When the pandemic hit in March of 2020, and the nation locked down, everything changed for everyone… but it didn’t change in the same way for everyone.
“In hospitality, their revenues plummeted 75% over night. And for healthcare, demand for services obviously increased,” Marie says. Other client organizations, she adds, like government contractors, pivoted from producing goods to producing PPE as a result of the pandemic. Hartman was there every step of the way, helping these companies and their leaders to create new strategies – and the legs to support them.
“I’ll be honest with you,” Dave says. “There were times in April and May where every day we were tackling a new challenge or uncertainty. We didn’t know for sure what was going to happen. We were getting calls from clients who thought they had to cut back our services.”

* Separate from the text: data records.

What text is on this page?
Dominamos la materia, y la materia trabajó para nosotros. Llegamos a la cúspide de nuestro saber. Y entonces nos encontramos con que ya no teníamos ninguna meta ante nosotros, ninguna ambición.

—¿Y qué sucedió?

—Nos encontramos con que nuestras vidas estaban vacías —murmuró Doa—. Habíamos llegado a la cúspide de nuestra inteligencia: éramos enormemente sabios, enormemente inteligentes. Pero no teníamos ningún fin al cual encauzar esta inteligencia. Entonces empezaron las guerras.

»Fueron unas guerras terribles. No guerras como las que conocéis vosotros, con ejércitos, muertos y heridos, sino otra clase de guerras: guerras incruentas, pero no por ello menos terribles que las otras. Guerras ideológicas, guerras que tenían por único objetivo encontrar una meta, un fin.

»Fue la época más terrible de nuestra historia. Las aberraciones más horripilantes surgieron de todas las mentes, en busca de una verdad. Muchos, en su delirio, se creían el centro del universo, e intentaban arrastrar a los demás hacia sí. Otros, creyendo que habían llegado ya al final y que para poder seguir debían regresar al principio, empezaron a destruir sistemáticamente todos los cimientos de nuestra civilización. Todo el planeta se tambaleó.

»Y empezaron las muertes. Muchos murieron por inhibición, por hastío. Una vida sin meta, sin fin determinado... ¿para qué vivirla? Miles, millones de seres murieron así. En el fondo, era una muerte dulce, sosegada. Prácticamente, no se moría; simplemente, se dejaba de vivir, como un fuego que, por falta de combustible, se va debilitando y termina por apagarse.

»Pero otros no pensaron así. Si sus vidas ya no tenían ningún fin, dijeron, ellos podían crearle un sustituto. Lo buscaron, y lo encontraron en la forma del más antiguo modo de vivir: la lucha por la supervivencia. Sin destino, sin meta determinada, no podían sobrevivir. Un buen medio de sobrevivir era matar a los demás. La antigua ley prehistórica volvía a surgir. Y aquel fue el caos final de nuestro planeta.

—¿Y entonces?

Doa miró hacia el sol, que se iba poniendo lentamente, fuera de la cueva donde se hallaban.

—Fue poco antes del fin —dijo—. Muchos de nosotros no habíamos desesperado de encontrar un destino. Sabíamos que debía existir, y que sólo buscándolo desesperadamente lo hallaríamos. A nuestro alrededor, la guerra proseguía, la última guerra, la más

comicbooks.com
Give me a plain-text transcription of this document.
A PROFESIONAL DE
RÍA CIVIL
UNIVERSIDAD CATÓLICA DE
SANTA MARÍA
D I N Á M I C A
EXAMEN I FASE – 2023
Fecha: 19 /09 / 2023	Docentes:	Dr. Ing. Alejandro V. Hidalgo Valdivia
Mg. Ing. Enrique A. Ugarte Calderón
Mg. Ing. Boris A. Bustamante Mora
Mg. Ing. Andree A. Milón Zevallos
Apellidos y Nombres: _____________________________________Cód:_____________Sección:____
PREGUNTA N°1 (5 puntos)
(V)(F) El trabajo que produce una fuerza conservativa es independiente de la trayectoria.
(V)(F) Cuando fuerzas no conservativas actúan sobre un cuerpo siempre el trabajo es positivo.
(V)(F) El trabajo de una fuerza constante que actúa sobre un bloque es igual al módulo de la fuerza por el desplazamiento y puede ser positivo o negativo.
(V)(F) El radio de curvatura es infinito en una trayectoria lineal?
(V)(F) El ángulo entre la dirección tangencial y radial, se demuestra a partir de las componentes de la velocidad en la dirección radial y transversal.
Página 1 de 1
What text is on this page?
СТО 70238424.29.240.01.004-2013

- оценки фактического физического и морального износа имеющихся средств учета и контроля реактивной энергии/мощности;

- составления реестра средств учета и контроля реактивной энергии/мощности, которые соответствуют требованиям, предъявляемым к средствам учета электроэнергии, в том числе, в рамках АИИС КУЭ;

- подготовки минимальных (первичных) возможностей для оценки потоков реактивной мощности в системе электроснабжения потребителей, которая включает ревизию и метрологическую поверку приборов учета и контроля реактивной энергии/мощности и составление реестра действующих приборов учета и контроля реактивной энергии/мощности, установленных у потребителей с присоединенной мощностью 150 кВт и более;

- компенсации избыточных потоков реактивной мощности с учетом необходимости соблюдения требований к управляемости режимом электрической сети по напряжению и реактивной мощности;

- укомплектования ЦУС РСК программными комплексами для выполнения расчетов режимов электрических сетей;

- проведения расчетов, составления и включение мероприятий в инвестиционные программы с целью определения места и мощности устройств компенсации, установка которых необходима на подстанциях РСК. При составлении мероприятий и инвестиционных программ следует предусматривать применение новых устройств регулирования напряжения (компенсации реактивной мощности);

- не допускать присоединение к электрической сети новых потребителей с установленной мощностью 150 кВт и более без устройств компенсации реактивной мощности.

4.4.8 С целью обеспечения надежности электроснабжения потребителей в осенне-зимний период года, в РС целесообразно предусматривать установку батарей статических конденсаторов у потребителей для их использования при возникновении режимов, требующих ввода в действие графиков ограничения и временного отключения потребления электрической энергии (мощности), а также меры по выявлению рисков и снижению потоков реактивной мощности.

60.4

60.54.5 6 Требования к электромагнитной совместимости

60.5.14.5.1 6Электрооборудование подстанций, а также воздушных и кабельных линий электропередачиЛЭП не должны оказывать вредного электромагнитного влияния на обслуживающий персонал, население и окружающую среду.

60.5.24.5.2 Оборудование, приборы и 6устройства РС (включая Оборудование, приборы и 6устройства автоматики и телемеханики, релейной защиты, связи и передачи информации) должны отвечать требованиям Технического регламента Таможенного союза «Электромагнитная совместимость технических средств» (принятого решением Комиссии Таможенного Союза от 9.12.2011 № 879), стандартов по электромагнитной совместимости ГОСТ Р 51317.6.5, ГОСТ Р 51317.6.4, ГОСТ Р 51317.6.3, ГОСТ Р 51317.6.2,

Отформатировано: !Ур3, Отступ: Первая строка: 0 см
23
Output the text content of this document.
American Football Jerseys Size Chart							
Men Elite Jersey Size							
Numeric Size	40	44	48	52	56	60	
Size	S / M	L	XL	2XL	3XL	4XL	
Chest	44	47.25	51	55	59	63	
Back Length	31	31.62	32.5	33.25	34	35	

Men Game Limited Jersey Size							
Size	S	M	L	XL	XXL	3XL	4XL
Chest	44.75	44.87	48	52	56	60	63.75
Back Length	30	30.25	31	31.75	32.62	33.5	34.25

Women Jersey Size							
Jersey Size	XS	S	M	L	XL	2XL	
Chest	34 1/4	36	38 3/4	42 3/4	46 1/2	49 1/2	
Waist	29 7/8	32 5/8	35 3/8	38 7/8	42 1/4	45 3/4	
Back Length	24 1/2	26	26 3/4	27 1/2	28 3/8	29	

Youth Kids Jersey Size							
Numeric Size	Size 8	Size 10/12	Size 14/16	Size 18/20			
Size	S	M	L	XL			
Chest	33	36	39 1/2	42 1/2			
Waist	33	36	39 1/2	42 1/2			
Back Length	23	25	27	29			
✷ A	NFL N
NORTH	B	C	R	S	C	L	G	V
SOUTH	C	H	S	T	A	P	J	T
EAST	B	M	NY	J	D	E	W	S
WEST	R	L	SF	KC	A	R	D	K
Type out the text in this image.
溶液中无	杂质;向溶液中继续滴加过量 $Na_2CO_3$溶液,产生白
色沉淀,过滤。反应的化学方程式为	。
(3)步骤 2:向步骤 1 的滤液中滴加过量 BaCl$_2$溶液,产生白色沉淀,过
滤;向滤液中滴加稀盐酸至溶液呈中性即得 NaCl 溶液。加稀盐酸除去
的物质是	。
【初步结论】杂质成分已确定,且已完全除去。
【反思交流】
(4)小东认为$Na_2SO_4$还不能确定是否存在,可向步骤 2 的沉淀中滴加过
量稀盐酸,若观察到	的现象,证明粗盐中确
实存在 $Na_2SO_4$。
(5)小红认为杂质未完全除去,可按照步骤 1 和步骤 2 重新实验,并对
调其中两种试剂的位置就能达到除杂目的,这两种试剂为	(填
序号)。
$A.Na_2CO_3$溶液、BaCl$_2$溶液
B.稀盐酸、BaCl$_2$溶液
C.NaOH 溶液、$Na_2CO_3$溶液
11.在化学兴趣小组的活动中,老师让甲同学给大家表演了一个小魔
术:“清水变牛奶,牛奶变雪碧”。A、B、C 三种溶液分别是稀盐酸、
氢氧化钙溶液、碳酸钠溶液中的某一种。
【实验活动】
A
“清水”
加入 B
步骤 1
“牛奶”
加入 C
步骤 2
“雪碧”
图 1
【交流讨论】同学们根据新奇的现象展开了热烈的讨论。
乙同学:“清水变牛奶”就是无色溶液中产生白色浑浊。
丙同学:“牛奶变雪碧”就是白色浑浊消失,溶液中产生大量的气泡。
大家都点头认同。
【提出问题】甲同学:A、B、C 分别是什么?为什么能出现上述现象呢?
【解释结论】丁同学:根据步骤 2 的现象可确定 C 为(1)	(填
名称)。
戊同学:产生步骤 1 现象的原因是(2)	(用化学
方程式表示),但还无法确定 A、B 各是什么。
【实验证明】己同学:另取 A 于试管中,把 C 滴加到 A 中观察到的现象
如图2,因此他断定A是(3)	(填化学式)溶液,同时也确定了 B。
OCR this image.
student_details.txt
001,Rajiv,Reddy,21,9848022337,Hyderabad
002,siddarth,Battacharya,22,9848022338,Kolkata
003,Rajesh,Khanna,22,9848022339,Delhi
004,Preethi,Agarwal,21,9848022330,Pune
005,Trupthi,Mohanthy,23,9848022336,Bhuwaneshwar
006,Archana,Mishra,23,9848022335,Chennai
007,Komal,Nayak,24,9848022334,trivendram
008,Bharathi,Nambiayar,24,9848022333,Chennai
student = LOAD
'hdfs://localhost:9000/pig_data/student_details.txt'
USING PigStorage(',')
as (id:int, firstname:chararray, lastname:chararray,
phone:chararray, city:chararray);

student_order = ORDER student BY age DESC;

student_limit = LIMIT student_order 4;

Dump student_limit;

“In some cases, we made the decision that, because what we did for them was so critical to their operations – even if they couldn’t pay us – we needed to keep serving them,” Marie adds. “We just hoped it would work out. In some cases, we weren’t paid at all for several months. But I think our clients appreciated that … that we were still there for them, doing critical work.”
Another key step to survival, Dave adds, was that Hartman Executive Advisors’ way of thinking changed wholesale.
“The things we once evaluated monthly, we started evaluating daily and weekly. We were taking a weekly look at cash and income, receivables, payables… We were looking at our client portfolio, and how people were working, where they were working, and [what our resources were.] We had weekly calls with our partner group … and I was having daily calls with our practice leaders. Every day something was changing. That really was a lesson for us and a lesson about business, is that sort of ability to get down to really what’s important.”
The Importance of ‘AND’ in IT
Would you believe the continued success of an IT advisory firm during a business-crippling pandemic all comes back to “people”?
Dave says it was their talented team, their faithful clients, and a “really strong, almost universal focus on the right things that got us through.”
One of those things was never asking employees to choose between business and family.
“The pandemic made that so much more obvious,” Marie says. “For many businesses, it’s an either-or kind of culture, right? But at Hartman, it’s an ‘AND.’ That conjunction is so important.”
Tucked away in the Hartman Executive Advisors office is what Dave and Marie refer to as their Book of Dreams. Inside are detailed the hopes and goals of over 50 employees. Putting it all in writing is part of the onboarding process for every team member at Hartman.
“It may sound corny, but you wake up in the morning and you realize, ‘This is what’s at stake for the team and the company,’” says Marie. “And why we need to protect that. [Everyone] should have clarity and understanding of what’s important to them and their family. Writing it down gives you that clarity. And sharing it with others makes us all accountable. As a result, it’s another ‘AND.’ We have more than 50 families’ dreams riding on our own – AND we have to be profitable in order to achieve our clients’ goals, drive the company, and enable these dreams to become a reality.”
“That’s what you work for at the end of the day,” Dave adds. “You don’t work for a paycheck. You work to achieve your goals. I think people sometimes forget that.”
Luckily, Hartman Executive Advisors is here to help point the way.